The procedure involves a simple method of sample collection and preparation, which is followed by a highly sensitive analytical technique known as LC-MS (Liquid chromatography-mass spectrometry).
The drug groups which are identifiable following the technique include: amphetamines, methamphetamines, cannabis, cocaine and heroin.
"The underlying mechanism in exhaled breath drug testing is believed to be the formation of aerosol particles from the airway lining fluid by the breathing process," said Professor Olof Beck from the Karolinska Institute in Sweden.
"These aerosol particles may become contaminated with drugs present in the body, which enables drugs to be highlighted," said Beck, lead researcher of the study.
Drug testing is most commonly performed using urine samples.
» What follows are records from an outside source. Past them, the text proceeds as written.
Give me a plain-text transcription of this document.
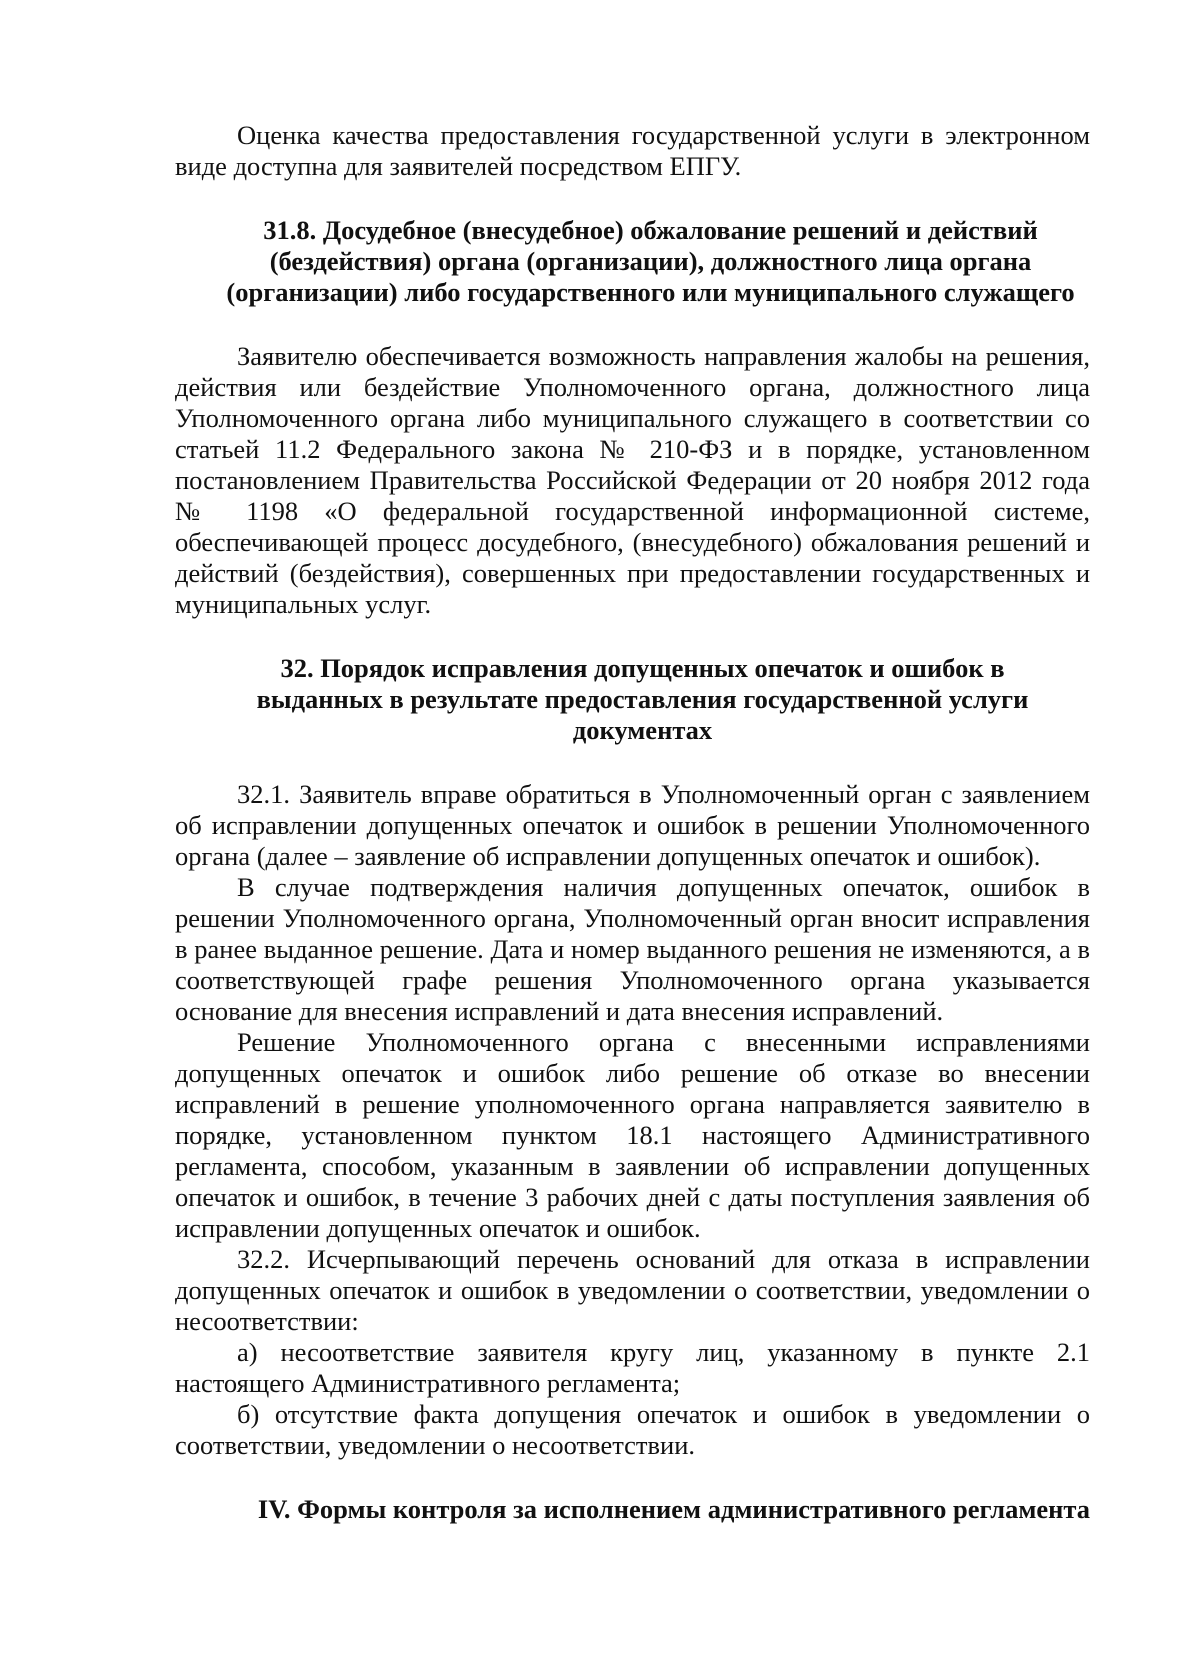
Оценка качества предоставления государственной услуги в электронном виде доступна для заявителей посредством ЕПГУ.

31.8. Досудебное (внесудебное) обжалование решений и действий (бездействия) органа (организации), должностного лица органа (организации) либо государственного или муниципального служащего

Заявителю обеспечивается возможность направления жалобы на решения, действия или бездействие Уполномоченного органа, должностного лица Уполномоченного органа либо муниципального служащего в соответствии со статьей 11.2 Федерального закона № 210-ФЗ и в порядке, установленном постановлением Правительства Российской Федерации от 20 ноября 2012 года № 1198 «О федеральной государственной информационной системе, обеспечивающей процесс досудебного, (внесудебного) обжалования решений и действий (бездействия), совершенных при предоставлении государственных и муниципальных услуг.

32. Порядок исправления допущенных опечаток и ошибок в выданных в результате предоставления государственной услуги документах

32.1. Заявитель вправе обратиться в Уполномоченный орган с заявлением об исправлении допущенных опечаток и ошибок в решении Уполномоченного органа (далее – заявление об исправлении допущенных опечаток и ошибок).

В случае подтверждения наличия допущенных опечаток, ошибок в решении Уполномоченного органа, Уполномоченный орган вносит исправления в ранее выданное решение. Дата и номер выданного решения не изменяются, а в соответствующей графе решения Уполномоченного органа указывается основание для внесения исправлений и дата внесения исправлений.

Решение Уполномоченного органа с внесенными исправлениями допущенных опечаток и ошибок либо решение об отказе во внесении исправлений в решение уполномоченного органа направляется заявителю в порядке, установленном пунктом 18.1 настоящего Административного регламента, способом, указанным в заявлении об исправлении допущенных опечаток и ошибок, в течение 3 рабочих дней с даты поступления заявления об исправлении допущенных опечаток и ошибок.

32.2. Исчерпывающий перечень оснований для отказа в исправлении допущенных опечаток и ошибок в уведомлении о соответствии, уведомлении о несоответствии:

а) несоответствие заявителя кругу лиц, указанному в пункте 2.1 настоящего Административного регламента;

б) отсутствие факта допущения опечаток и ошибок в уведомлении о соответствии, уведомлении о несоответствии.

IV. Формы контроля за исполнением административного регламента
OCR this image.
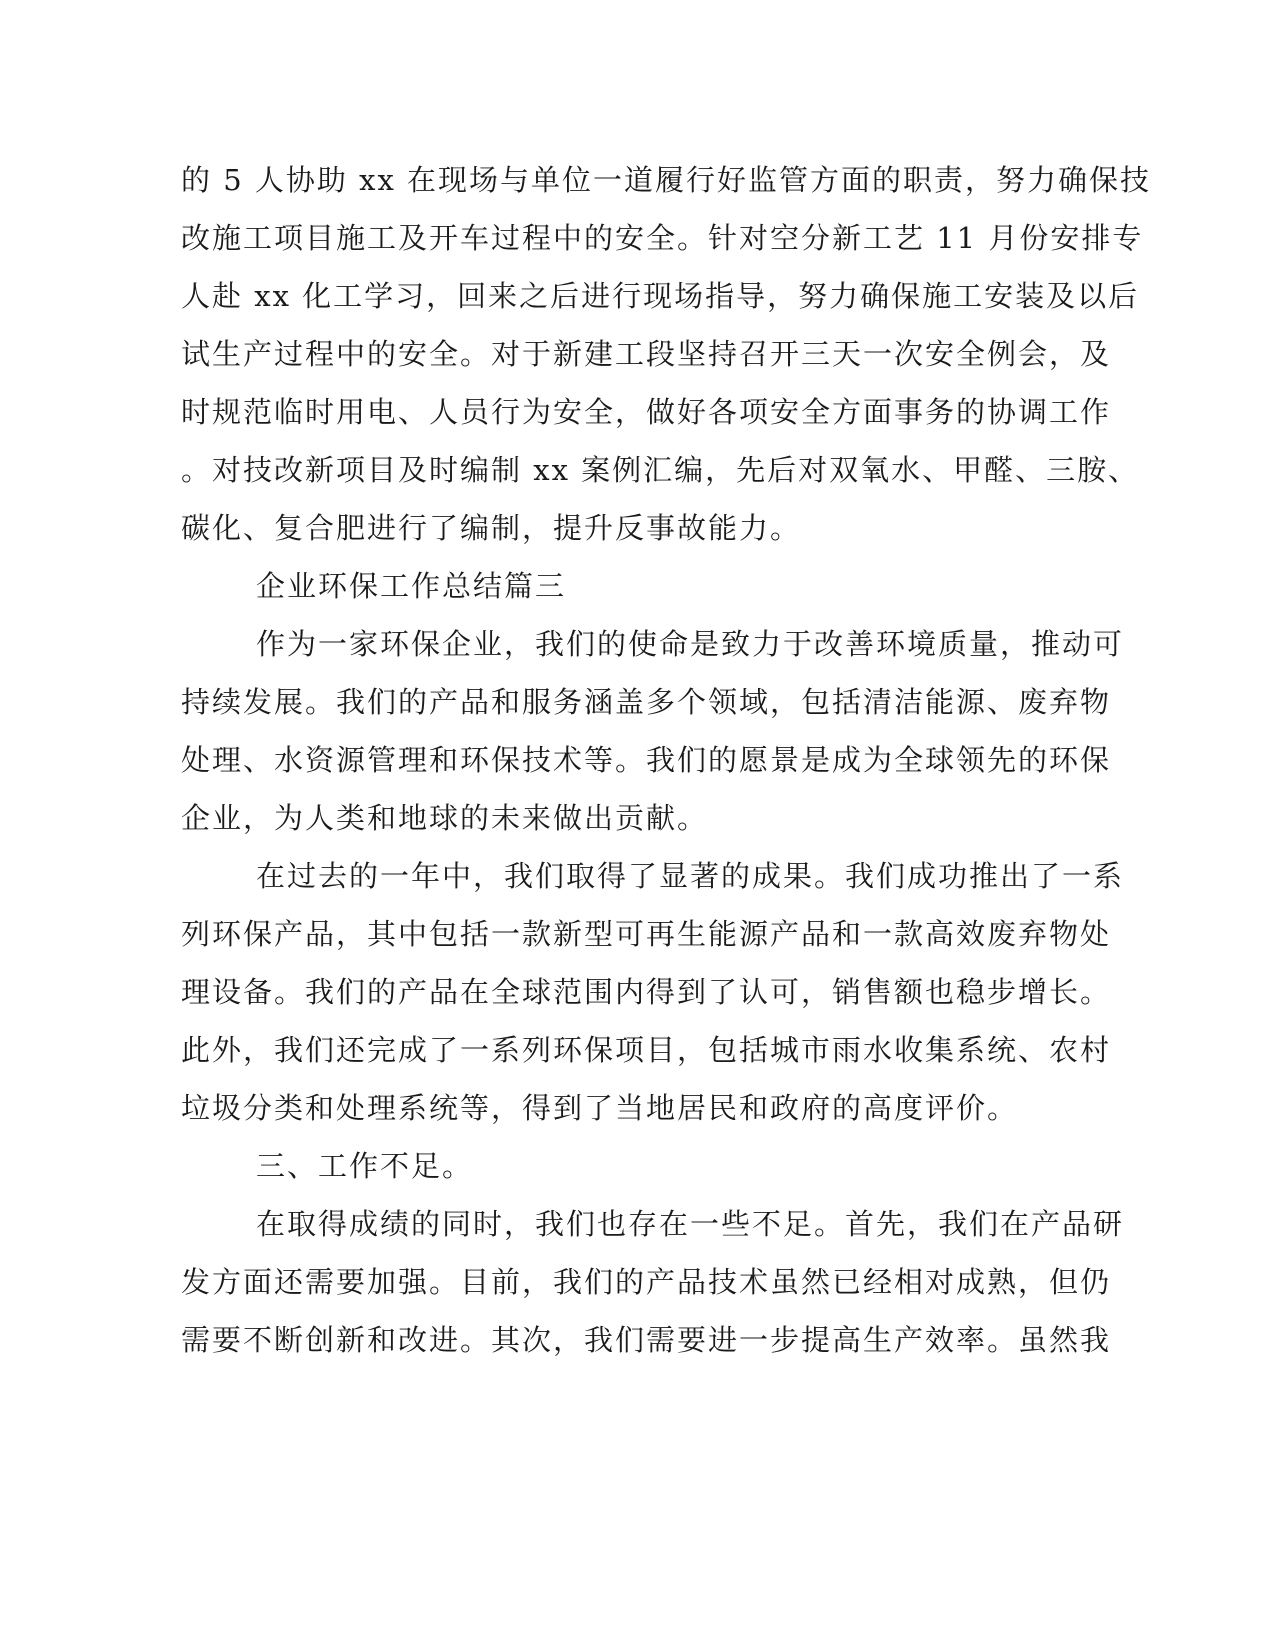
的 5 人协助 xx 在现场与单位一道履行好监管方面的职责，努力确保技
改施工项目施工及开车过程中的安全。针对空分新工艺 11 月份安排专
人赴 xx 化工学习，回来之后进行现场指导，努力确保施工安装及以后
试生产过程中的安全。对于新建工段坚持召开三天一次安全例会，及
时规范临时用电、人员行为安全，做好各项安全方面事务的协调工作
。对技改新项目及时编制 xx 案例汇编，先后对双氧水、甲醛、三胺、
碳化、复合肥进行了编制，提升反事故能力。
企业环保工作总结篇三
作为一家环保企业，我们的使命是致力于改善环境质量，推动可
持续发展。我们的产品和服务涵盖多个领域，包括清洁能源、废弃物
处理、水资源管理和环保技术等。我们的愿景是成为全球领先的环保
企业，为人类和地球的未来做出贡献。
在过去的一年中，我们取得了显著的成果。我们成功推出了一系
列环保产品，其中包括一款新型可再生能源产品和一款高效废弃物处
理设备。我们的产品在全球范围内得到了认可，销售额也稳步增长。
此外，我们还完成了一系列环保项目，包括城市雨水收集系统、农村
垃圾分类和处理系统等，得到了当地居民和政府的高度评价。
三、工作不足。
在取得成绩的同时，我们也存在一些不足。首先，我们在产品研
发方面还需要加强。目前，我们的产品技术虽然已经相对成熟，但仍
需要不断创新和改进。其次，我们需要进一步提高生产效率。虽然我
The methodology and regulations for reliable urine testing are well developed and can be considered the current gold standard for drug testing.
However, one problem with urine testing is related to the methodology of sample collection, often perceived as inconvenient and privacy-overriding by those undergoing the test.
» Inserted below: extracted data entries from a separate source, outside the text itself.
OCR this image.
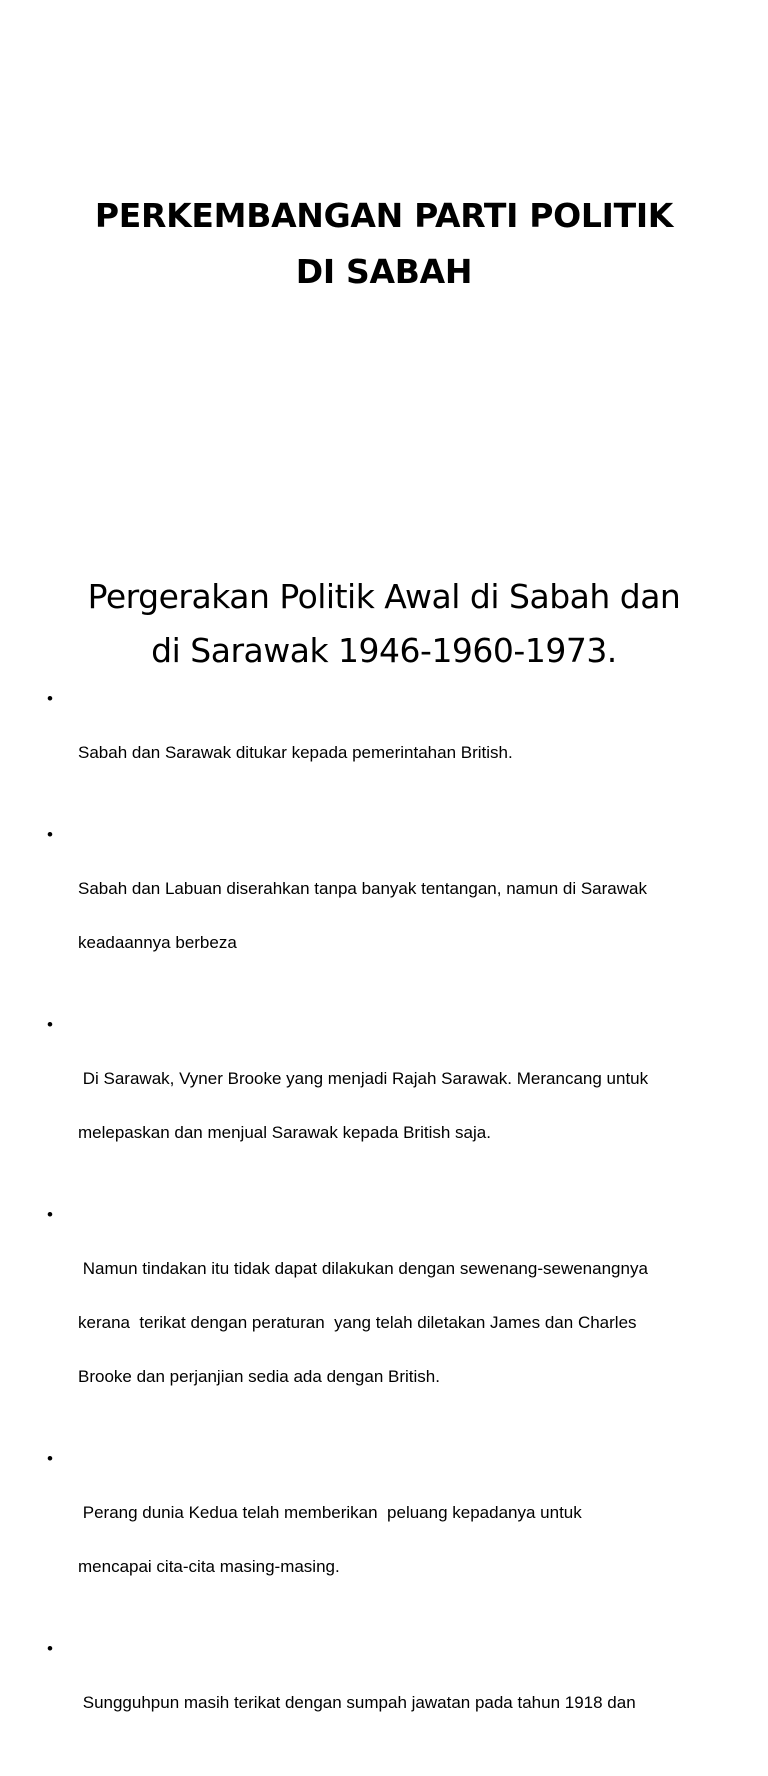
PERKEMBANGAN PARTI POLITIK
DI SABAH
Pergerakan Politik Awal di Sabah dan
di Sarawak 1946-1960-1973.

•

Sabah dan Sarawak ditukar kepada pemerintahan British.

•

Sabah dan Labuan diserahkan tanpa banyak tentangan, namun di Sarawak

keadaannya berbeza

•

Di Sarawak, Vyner Brooke yang menjadi Rajah Sarawak. Merancang untuk

melepaskan dan menjual Sarawak kepada British saja.

•

Namun tindakan itu tidak dapat dilakukan dengan sewenang-sewenangnya

kerana  terikat dengan peraturan  yang telah diletakan James dan Charles

Brooke dan perjanjian sedia ada dengan British.

•

Perang dunia Kedua telah memberikan  peluang kepadanya untuk

mencapai cita-cita masing-masing.

•

Sungguhpun masih terikat dengan sumpah jawatan pada tahun 1918 dan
Researchers worked on developing a more donor-friendly alternative to urine testing for drugs by focusing on exhaled breath.
"A simple collection device is currently available which selectively collects the micrometre aerosol particles on a filter and enables further laboratory investigation of possible drug content," Beck said.
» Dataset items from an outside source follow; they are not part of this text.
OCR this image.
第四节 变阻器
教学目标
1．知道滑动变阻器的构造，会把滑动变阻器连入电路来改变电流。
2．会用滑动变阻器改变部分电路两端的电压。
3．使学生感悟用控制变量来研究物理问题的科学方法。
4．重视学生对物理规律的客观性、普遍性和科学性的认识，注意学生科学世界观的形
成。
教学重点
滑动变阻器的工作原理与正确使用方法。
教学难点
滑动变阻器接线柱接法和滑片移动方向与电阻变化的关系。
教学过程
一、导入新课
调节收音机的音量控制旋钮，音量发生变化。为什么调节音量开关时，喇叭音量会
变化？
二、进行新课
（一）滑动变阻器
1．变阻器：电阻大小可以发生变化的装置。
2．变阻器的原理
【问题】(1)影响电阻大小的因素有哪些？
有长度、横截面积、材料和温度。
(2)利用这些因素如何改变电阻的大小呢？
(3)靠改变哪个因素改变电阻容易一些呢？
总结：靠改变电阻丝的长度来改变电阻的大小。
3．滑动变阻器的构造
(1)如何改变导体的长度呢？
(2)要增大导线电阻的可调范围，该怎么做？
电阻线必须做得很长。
This method of drug testing could be used routinely, for example, in roadside tests relating to DUID (Driving Under the Influence of Drugs), researchers said.
"I see many possible applications of breath drug testing. DUID is only one; workplace, criminal justice, accidents and compliance monitoring of patients are others.
"For DUID, the short detection time is relevant since the state of influence is in focus, and this combined with the convenient sampling procedure makes it an attractive solution for roadside testing," said Beck.